Unity in Diversity - React front-end consuming diverse micro-services for graph visualization and data transformations

By Nitin Reddy

Elevator Pitch

Creating next-gen products e.g. Satellites and Electric vehicles require unifying data from various teams to build a digital thread. Our product Syndeia solves this problem with a React-based frontend with scalable microservices. Join us as we share our React story with data and visualization.

Description

From satellites to supply chains, and energy to IoT and healthcare, organizations developing large complex products of the future are faced with the challenge of bringing diverse set of models and data from various engineering teams (systems, mechanical, electrical, manufacturing, and software) to build a unified definition of their product and track the complete lifecycle of that product - cradle to grave. Syndeia (www.syndeia.com) is a cloud-native platform backed by reactive microservices that makes it possible for engineering teams to connect to models/data in various enterprise engineering repositories and build a live digital thread of a product using that data. Syndeia users are in aerospace, automotive, defense, energy, healthcare, manufacturing, and other industry verticals.

Syndeia’s front-end web-dashboard is a React application that consumes and unifies the data/models coming from various microservices and presents them in a variety of ways - graph visualizations, tree-tables, D3 charts, plots, and more. In this talk, I will share lessons learned in building a React-based web-dashboard that works with microservices at scale.

Specifically, the audience will learn about:-

  1. Embedding various forms of visualizations in React components, such as trees, tables, graphs (vertices & edges), and analytics plots.

  2. Dealing with latency in service responses when rendering data in React components. This includes using PureComponent, using Redux to store the data that is accessible across the application, designing fit-for-purpose components, and presenting data incrementally to users for maximizing responsiveness.

  3. Scaling the performance of React components, especially when rending a graph with 1000+ elements resulting from a graph query.

  4. Robustly dealing with failure, e.g. managing states and exceptions when microservices go down. We have used Redux to manage application states.

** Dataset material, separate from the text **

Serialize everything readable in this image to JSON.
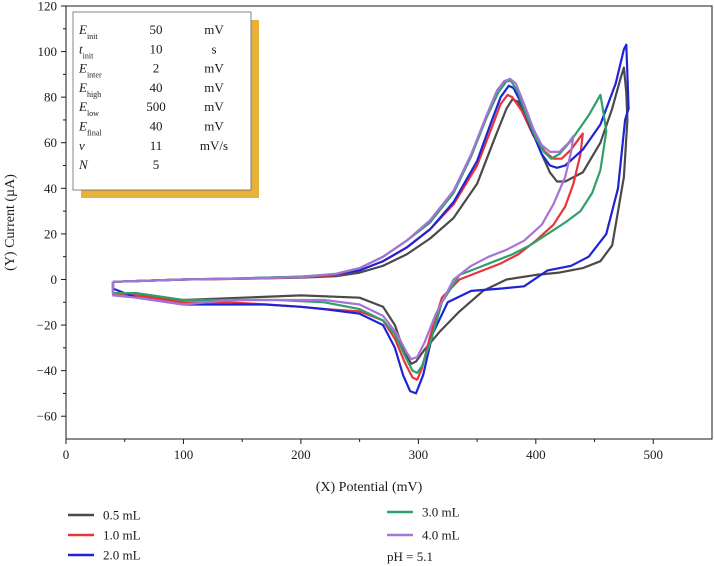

I will also share learning resources on how to get started with building a new React-based web-dashboard that works with backend microservices and REST APIs at scale.

Notes

This talk is for all kinds of an audience who have basic to advance level understanding of ReactJS. The audience may or may not have any working experience with Graph visualization. I can clearly explain the in and outs of challenges, and learnings while I was working on React app + graph viz.